[texhax] Placing text in a graphical manner (bad description, sorry)

Gordon Haverland ghaverla at materialisations.com
Wed Nov 14 05:51:29 CET 2012


It's Tuesday night, and I need to come up with stuff for Thursday 
afternoon.  My engineering association is running a science night 
for younger students.  And there is insufficient materials 
components to the the presentations.

I've got a very tough audience, nominally grade 3 to grade 7 
students.  And their parents.

Not all elements are found as solids in engineering applications.  
And there is the odd solid compound (multiple elements) that is of 
interest.

What I am thinking of, is the name of the element (or compound) is 
rotated 90 degrees (clockwise), and is printed where the baseline 
(or midline) of the logarithm of the density would place it.
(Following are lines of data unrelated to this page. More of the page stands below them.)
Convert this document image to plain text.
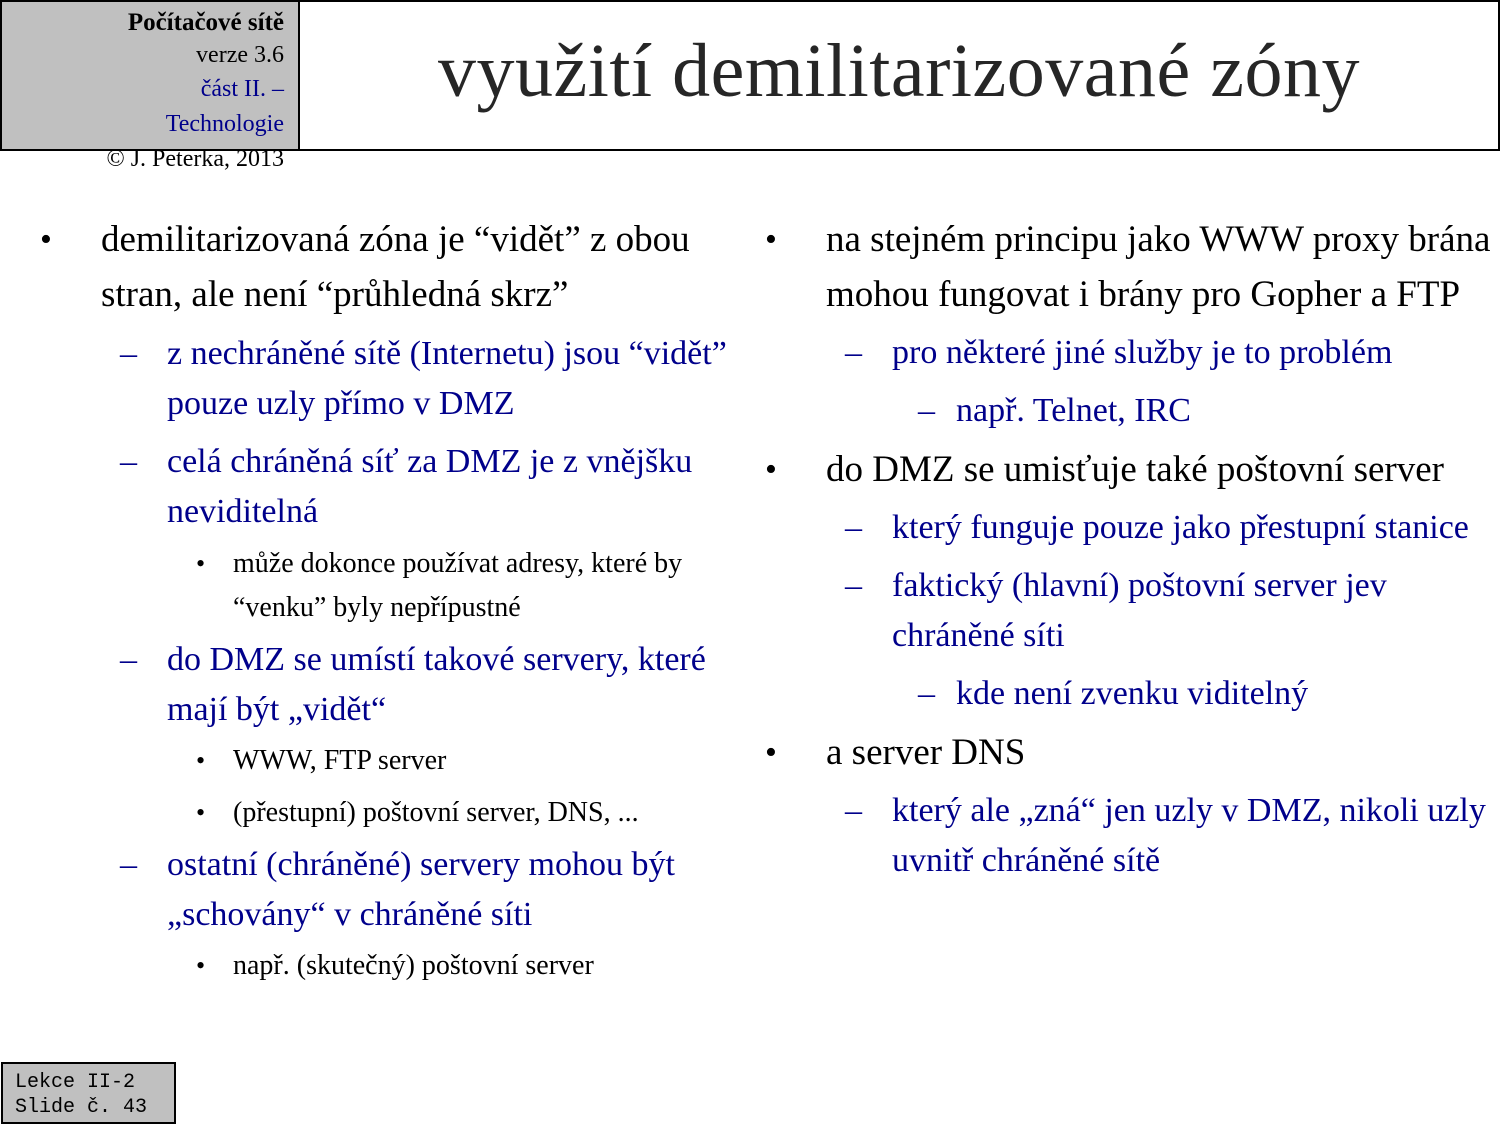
Počítačové sítě
verze 3.6
část II. – Technologie
© J. Peterka, 2013
využití demilitarizované zóny
• demilitarizovaná zóna je “vidět” z obou stran, ale není “průhledná skrz”
– z nechráněné sítě (Internetu) jsou “vidět” pouze uzly přímo v DMZ
– celá chráněná síť za DMZ je z vnějšku neviditelná
• může dokonce používat adresy, které by “venku” byly nepřípustné
– do DMZ se umístí takové servery, které mají být „vidět“
• WWW, FTP server
• (přestupní) poštovní server, DNS, ...
– ostatní (chráněné) servery mohou být „schovány“ v chráněné síti
• např. (skutečný) poštovní server
• na stejném principu jako WWW proxy brána mohou fungovat i brány pro Gopher a FTP
– pro některé jiné služby je to problém
– např. Telnet, IRC
• do DMZ se umisťuje také poštovní server
– který funguje pouze jako přestupní stanice
– faktický (hlavní) poštovní server jev chráněné síti
– kde není zvenku viditelný
• a server DNS
– který ale „zná“ jen uzly v DMZ, nikoli uzly uvnitř chráněné sítě
Lekce II-2
Slide č. 43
To do this in a single line, would have too many terms overwriting 
each other, so I expect a person needs to have multiple lines of 
this kind of data, and a person picks and chooses what solids go 
in which lines of data.

Has anything like this ever been done in LaTeX?

The high end is osmium at almost 22.5.  The least dense are 
aerogels at around 0.0008 (hence the logarithmic scale).  (I'm 
also doing number density, which runs from almost 200 to 0.02.)

I am thinking any given "row" is a minipage, and one stacks up 
minipages to whatever level.  And one places data in each minipage 
to try and avoid overwriting as much as possible.

Thanks.  Sorry for being so imprecise.